Eisenwarenmesse 2021

Stellungnahme der Eisenwarenmesse zum Corona-Virus

Die internationale Eisenwarenmesse nimmt offiziell Stellung zu der unsicheren Lage in Bezug auf das Corona-Virus. Die Stellungnahme im Wortlaut:

„Liebe Aussteller, liebe Besucher der INTERNATIONALEN EISENWARENMESSE,

uns erreichen derzeit Anfragen, ob sich eine mögliche Gefährdung durch den in China aufgetretenen Corona-Virus auf die INTERNATIONALEN EISENWARENMESSE auswirkt.
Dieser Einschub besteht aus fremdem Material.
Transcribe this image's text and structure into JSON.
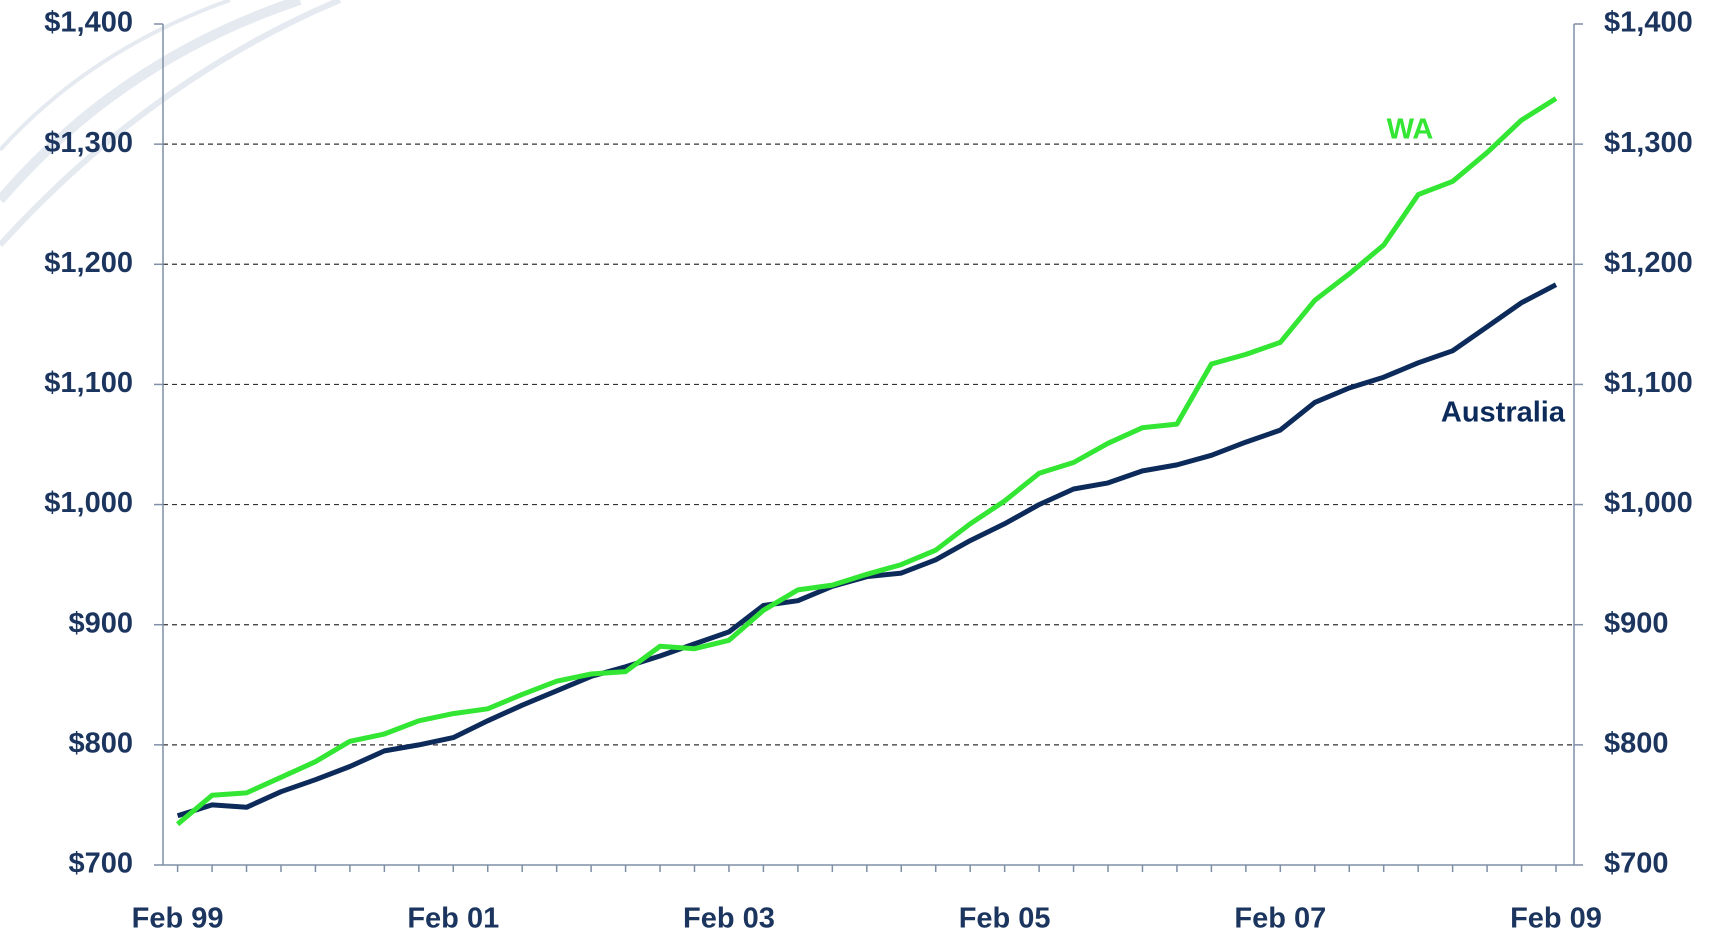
{
  "chart_data": {
    "type": "line",
    "categories": [
      "Feb 99",
      null,
      null,
      null,
      null,
      null,
      null,
      null,
      "Feb 01",
      null,
      null,
      null,
      null,
      null,
      null,
      null,
      "Feb 03",
      null,
      null,
      null,
      null,
      null,
      null,
      null,
      "Feb 05",
      null,
      null,
      null,
      null,
      null,
      null,
      null,
      "Feb 07",
      null,
      null,
      null,
      null,
      null,
      null,
      null,
      "Feb 09"
    ],
    "series": [
      {
        "name": "Australia",
        "color": "#0d2b5a",
        "values": [
          741,
          750,
          748,
          761,
          771,
          782,
          795,
          800,
          806,
          820,
          833,
          845,
          857,
          865,
          874,
          884,
          894,
          916,
          920,
          932,
          940,
          943,
          954,
          970,
          984,
          1000,
          1013,
          1018,
          1028,
          1033,
          1041,
          1052,
          1062,
          1085,
          1097,
          1106,
          1118,
          1128,
          1148,
          1168,
          1183
        ]
      },
      {
        "name": "WA",
        "color": "#33e633",
        "values": [
          734,
          758,
          760,
          773,
          786,
          803,
          809,
          820,
          826,
          830,
          842,
          853,
          859,
          861,
          882,
          880,
          887,
          912,
          929,
          933,
          942,
          950,
          962,
          984,
          1003,
          1026,
          1035,
          1051,
          1064,
          1067,
          1117,
          1125,
          1135,
          1170,
          1192,
          1216,
          1258,
          1269,
          1293,
          1320,
          1338
        ]
      }
    ],
    "ylim": [
      700,
      1400
    ],
    "yticks": [
      {
        "value": 700,
        "label": "$700"
      },
      {
        "value": 800,
        "label": "$800"
      },
      {
        "value": 900,
        "label": "$900"
      },
      {
        "value": 1000,
        "label": "$1,000"
      },
      {
        "value": 1100,
        "label": "$1,100"
      },
      {
        "value": 1200,
        "label": "$1,200"
      },
      {
        "value": 1300,
        "label": "$1,300"
      },
      {
        "value": 1400,
        "label": "$1,400"
      }
    ],
    "y2lim": [
      700,
      1400
    ],
    "y2ticks": [
      {
        "value": 700,
        "label": "$700"
      },
      {
        "value": 800,
        "label": "$800"
      },
      {
        "value": 900,
        "label": "$900"
      },
      {
        "value": 1000,
        "label": "$1,000"
      },
      {
        "value": 1100,
        "label": "$1,100"
      },
      {
        "value": 1200,
        "label": "$1,200"
      },
      {
        "value": 1300,
        "label": "$1,300"
      },
      {
        "value": 1400,
        "label": "$1,400"
      }
    ],
    "grid": true
  }
}
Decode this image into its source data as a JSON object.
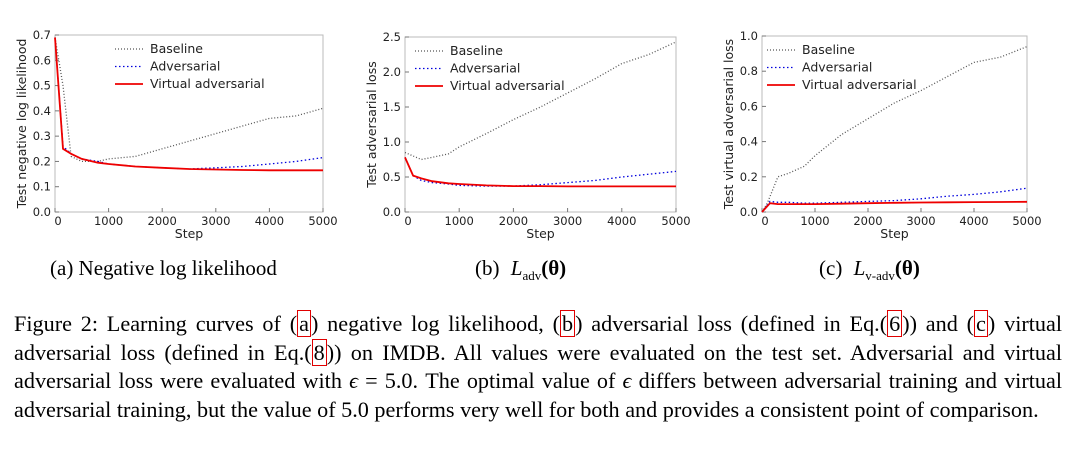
{
  "chart_data": [
    {
      "type": "line",
      "subcaption": "(a)  Negative log likelihood",
      "xlabel": "Step",
      "ylabel": "Test negative log likelihood",
      "xlim": [
        0,
        5000
      ],
      "ylim": [
        0,
        0.7
      ],
      "xticks": [
        0,
        1000,
        2000,
        3000,
        4000,
        5000
      ],
      "xtick_labels": [
        "0",
        "1000",
        "2000",
        "3000",
        "4000",
        "5000"
      ],
      "yticks": [
        0,
        0.1,
        0.2,
        0.3,
        0.4,
        0.5,
        0.6,
        0.7
      ],
      "ytick_labels": [
        "0.0",
        "0.1",
        "0.2",
        "0.3",
        "0.4",
        "0.5",
        "0.6",
        "0.7"
      ],
      "grid": false,
      "legend_position": "top-right",
      "series": [
        {
          "name": "Baseline",
          "color": "#555555",
          "style": "dotted",
          "x": [
            0,
            150,
            300,
            500,
            800,
            1000,
            1500,
            2000,
            2500,
            3000,
            3500,
            4000,
            4500,
            5000
          ],
          "y": [
            0.69,
            0.5,
            0.22,
            0.2,
            0.2,
            0.21,
            0.22,
            0.25,
            0.28,
            0.31,
            0.34,
            0.37,
            0.38,
            0.41
          ]
        },
        {
          "name": "Adversarial",
          "color": "#0000dd",
          "style": "dotted",
          "x": [
            0,
            150,
            300,
            500,
            800,
            1000,
            1500,
            2000,
            2500,
            3000,
            3500,
            4000,
            4500,
            5000
          ],
          "y": [
            0.69,
            0.26,
            0.23,
            0.21,
            0.2,
            0.19,
            0.18,
            0.175,
            0.17,
            0.175,
            0.18,
            0.19,
            0.2,
            0.215
          ]
        },
        {
          "name": "Virtual adversarial",
          "color": "#ee0000",
          "style": "solid",
          "x": [
            0,
            150,
            300,
            500,
            800,
            1000,
            1500,
            2000,
            2500,
            3000,
            3500,
            4000,
            4500,
            5000
          ],
          "y": [
            0.69,
            0.25,
            0.23,
            0.21,
            0.195,
            0.19,
            0.18,
            0.175,
            0.17,
            0.168,
            0.166,
            0.165,
            0.165,
            0.165
          ]
        }
      ]
    },
    {
      "type": "line",
      "subcaption": "(b)",
      "subcaption_math": "L",
      "subcaption_sub": "adv",
      "subcaption_arg": "(θ)",
      "xlabel": "Step",
      "ylabel": "Test adversarial loss",
      "xlim": [
        0,
        5000
      ],
      "ylim": [
        0,
        2.5
      ],
      "xticks": [
        0,
        1000,
        2000,
        3000,
        4000,
        5000
      ],
      "xtick_labels": [
        "0",
        "1000",
        "2000",
        "3000",
        "4000",
        "5000"
      ],
      "yticks": [
        0,
        0.5,
        1.0,
        1.5,
        2.0,
        2.5
      ],
      "ytick_labels": [
        "0.0",
        "0.5",
        "1.0",
        "1.5",
        "2.0",
        "2.5"
      ],
      "grid": false,
      "legend_position": "top-right",
      "series": [
        {
          "name": "Baseline",
          "color": "#555555",
          "style": "dotted",
          "x": [
            0,
            300,
            500,
            800,
            1000,
            1500,
            2000,
            2500,
            3000,
            3500,
            4000,
            4500,
            5000
          ],
          "y": [
            0.85,
            0.75,
            0.78,
            0.83,
            0.93,
            1.12,
            1.32,
            1.5,
            1.7,
            1.9,
            2.12,
            2.25,
            2.43
          ]
        },
        {
          "name": "Adversarial",
          "color": "#0000dd",
          "style": "dotted",
          "x": [
            0,
            150,
            300,
            500,
            800,
            1000,
            1500,
            2000,
            2500,
            3000,
            3500,
            4000,
            4500,
            5000
          ],
          "y": [
            0.78,
            0.52,
            0.45,
            0.42,
            0.4,
            0.38,
            0.37,
            0.37,
            0.39,
            0.42,
            0.45,
            0.5,
            0.54,
            0.58
          ]
        },
        {
          "name": "Virtual adversarial",
          "color": "#ee0000",
          "style": "solid",
          "x": [
            0,
            150,
            300,
            500,
            800,
            1000,
            1500,
            2000,
            2500,
            3000,
            3500,
            4000,
            4500,
            5000
          ],
          "y": [
            0.78,
            0.52,
            0.48,
            0.44,
            0.41,
            0.4,
            0.38,
            0.37,
            0.37,
            0.365,
            0.365,
            0.365,
            0.365,
            0.365
          ]
        }
      ]
    },
    {
      "type": "line",
      "subcaption": "(c)",
      "subcaption_math": "L",
      "subcaption_sub": "v-adv",
      "subcaption_arg": "(θ)",
      "xlabel": "Step",
      "ylabel": "Test virtual adversarial loss",
      "xlim": [
        0,
        5000
      ],
      "ylim": [
        0,
        1.0
      ],
      "xticks": [
        0,
        1000,
        2000,
        3000,
        4000,
        5000
      ],
      "xtick_labels": [
        "0",
        "1000",
        "2000",
        "3000",
        "4000",
        "5000"
      ],
      "yticks": [
        0,
        0.2,
        0.4,
        0.6,
        0.8,
        1.0
      ],
      "ytick_labels": [
        "0.0",
        "0.2",
        "0.4",
        "0.6",
        "0.8",
        "1.0"
      ],
      "grid": false,
      "legend_position": "top-right",
      "series": [
        {
          "name": "Baseline",
          "color": "#555555",
          "style": "dotted",
          "x": [
            0,
            100,
            300,
            500,
            800,
            1000,
            1500,
            2000,
            2500,
            3000,
            3500,
            4000,
            4500,
            5000
          ],
          "y": [
            0.0,
            0.05,
            0.2,
            0.22,
            0.26,
            0.32,
            0.44,
            0.53,
            0.62,
            0.69,
            0.77,
            0.85,
            0.88,
            0.94
          ]
        },
        {
          "name": "Adversarial",
          "color": "#0000dd",
          "style": "dotted",
          "x": [
            0,
            150,
            300,
            500,
            800,
            1000,
            1500,
            2000,
            2500,
            3000,
            3500,
            4000,
            4500,
            5000
          ],
          "y": [
            0.0,
            0.06,
            0.055,
            0.055,
            0.05,
            0.05,
            0.055,
            0.06,
            0.065,
            0.075,
            0.09,
            0.1,
            0.115,
            0.135
          ]
        },
        {
          "name": "Virtual adversarial",
          "color": "#ee0000",
          "style": "solid",
          "x": [
            0,
            150,
            300,
            500,
            800,
            1000,
            1500,
            2000,
            2500,
            3000,
            3500,
            4000,
            4500,
            5000
          ],
          "y": [
            0.0,
            0.05,
            0.045,
            0.045,
            0.045,
            0.045,
            0.047,
            0.05,
            0.052,
            0.054,
            0.055,
            0.056,
            0.057,
            0.058
          ]
        }
      ]
    }
  ],
  "caption": {
    "part1": "Figure 2:  Learning curves of  (",
    "ref_a": "a",
    "part2": ") negative log likelihood,  (",
    "ref_b": "b",
    "part3": ") adversarial loss (defined in Eq.(",
    "ref_eq6": "6",
    "part4": ")) and (",
    "ref_c": "c",
    "part5": ") virtual adversarial loss (defined in Eq.(",
    "ref_eq8": "8",
    "part6": ")) on IMDB. All values were evaluated on the test set. Adversarial and virtual adversarial loss were evaluated with ",
    "epsilon": "ϵ",
    "part7": " = 5.0. The optimal value of ",
    "part8": " differs between adversarial training and virtual adversarial training, but the value of 5.0 performs very well for both and provides a consistent point of comparison."
  }
}
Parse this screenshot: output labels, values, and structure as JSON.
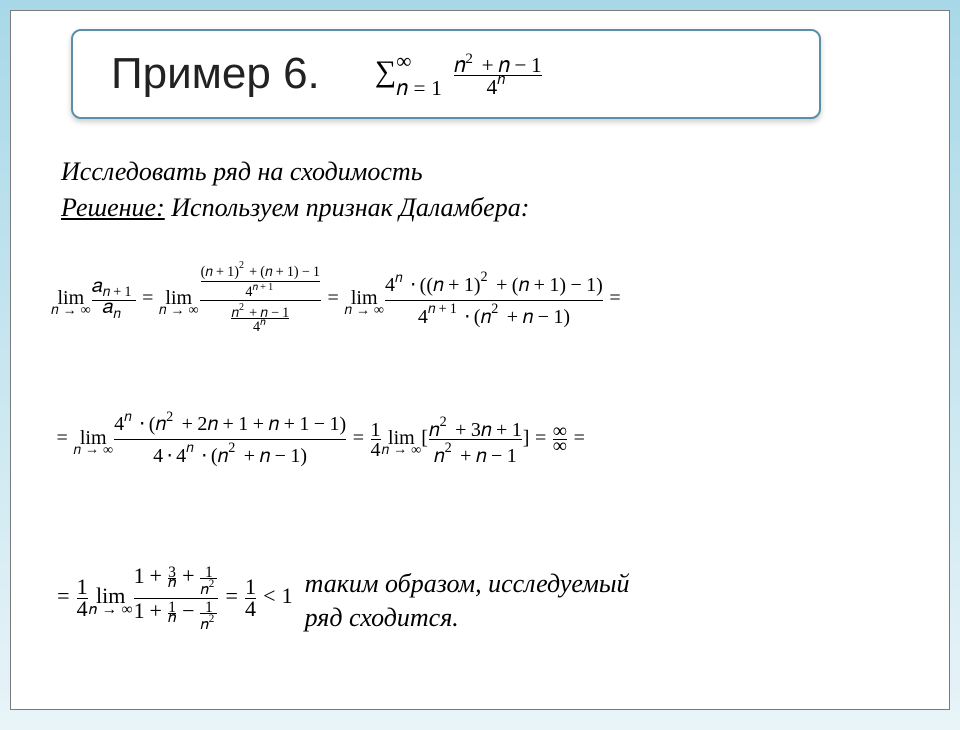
{
  "document": {
    "type": "math-slide",
    "background_gradient": [
      "#a8d8e8",
      "#e8f4f8"
    ],
    "frame_border_color": "#7a7a7a",
    "header": {
      "title": "Пример 6.",
      "title_font": "Arial",
      "title_fontsize": 44,
      "border_color": "#5a8fa8",
      "border_radius": 10,
      "series_sum_lower": "n=1",
      "series_sum_upper": "∞",
      "series_numerator": "n² + n − 1",
      "series_denominator": "4ⁿ"
    },
    "body": {
      "line1": "Исследовать  ряд  на  сходимость",
      "solution_label": "Решение:",
      "line2_rest": "  Используем   признак   Даламбера:",
      "font_style": "italic",
      "fontsize": 26
    },
    "math": {
      "row1": {
        "lhs_num": "a",
        "lhs_num_sub": "n+1",
        "lhs_den": "a",
        "lhs_den_sub": "n",
        "substituted_top_num": "(n+1)² + (n+1) − 1",
        "substituted_top_den": "4ⁿ⁺¹",
        "substituted_bot_num": "n² + n − 1",
        "substituted_bot_den": "4ⁿ",
        "flipped_num": "4ⁿ · ((n+1)² + (n+1) − 1)",
        "flipped_den": "4ⁿ⁺¹ · (n² + n − 1)"
      },
      "row2": {
        "expand_num": "4ⁿ · (n² + 2n + 1 + n + 1 − 1)",
        "expand_den": "4 · 4ⁿ · (n² + n − 1)",
        "factor_out_coef_num": "1",
        "factor_out_coef_den": "4",
        "ratio_num": "n² + 3n + 1",
        "ratio_den": "n² + n − 1",
        "indet_num": "∞",
        "indet_den": "∞"
      },
      "row3": {
        "coef_num": "1",
        "coef_den": "4",
        "divided_num": "1 + 3/n + 1/n²",
        "divided_den": "1 + 1/n − 1/n²",
        "result_num": "1",
        "result_den": "4",
        "compare": "< 1"
      },
      "lim_symbol": "lim",
      "lim_sub": "n→∞"
    },
    "conclusion": {
      "line1": "таким  образом, исследуемый",
      "line2": "ряд   сходится."
    }
  }
}
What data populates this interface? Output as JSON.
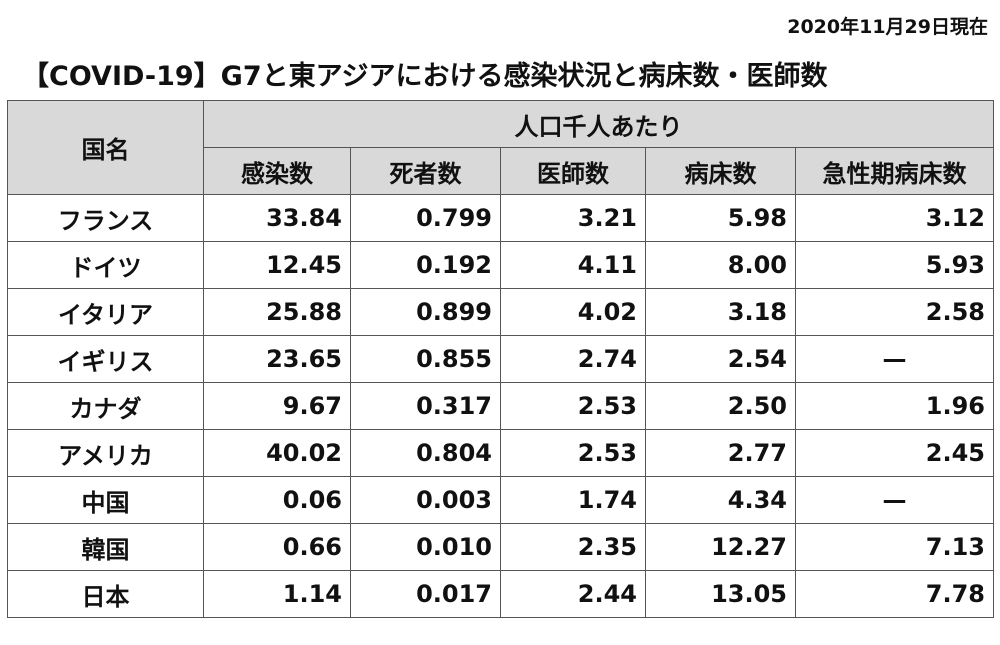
{
  "header": {
    "date": "2020年11月29日現在",
    "title": "【COVID-19】G7と東アジアにおける感染状況と病床数・医師数"
  },
  "table": {
    "country_header": "国名",
    "group_header": "人口千人あたり",
    "columns": [
      "感染数",
      "死者数",
      "医師数",
      "病床数",
      "急性期病床数"
    ],
    "rows": [
      [
        "フランス",
        "33.84",
        "0.799",
        "3.21",
        "5.98",
        "3.12"
      ],
      [
        "ドイツ",
        "12.45",
        "0.192",
        "4.11",
        "8.00",
        "5.93"
      ],
      [
        "イタリア",
        "25.88",
        "0.899",
        "4.02",
        "3.18",
        "2.58"
      ],
      [
        "イギリス",
        "23.65",
        "0.855",
        "2.74",
        "2.54",
        "—"
      ],
      [
        "カナダ",
        "9.67",
        "0.317",
        "2.53",
        "2.50",
        "1.96"
      ],
      [
        "アメリカ",
        "40.02",
        "0.804",
        "2.53",
        "2.77",
        "2.45"
      ],
      [
        "中国",
        "0.06",
        "0.003",
        "1.74",
        "4.34",
        "—"
      ],
      [
        "韓国",
        "0.66",
        "0.010",
        "2.35",
        "12.27",
        "7.13"
      ],
      [
        "日本",
        "1.14",
        "0.017",
        "2.44",
        "13.05",
        "7.78"
      ]
    ]
  }
}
Die Koelnmesse nimmt das Thema ernst und hat eine Stufe erhöhter Aufmerksamkeit initiiert. Dazu zählt der permanente Austausch mit den Gesundheitsbehörden. Die verantwortlichen Institutionen in Deutschland und in Köln gehen zurzeit nicht von einer direkten Gefährdung aus. Deutschland ist gut vorbereitet, mögliche Patienten zu identifizieren, zu isolieren und gegebenenfalls auch zu behandeln.

Das heißt: Die Vorbereitungen zur INTERNATIONALEN EISENWARENMESSE laufen planmäßig weiter. Wir freuen uns auf Ihre Teilnahme. Vor Ort werden wir über sinnvolle Prophylaxemaßnahmen aufklären und verstärkt Desinfektionsmittel bereitstellen.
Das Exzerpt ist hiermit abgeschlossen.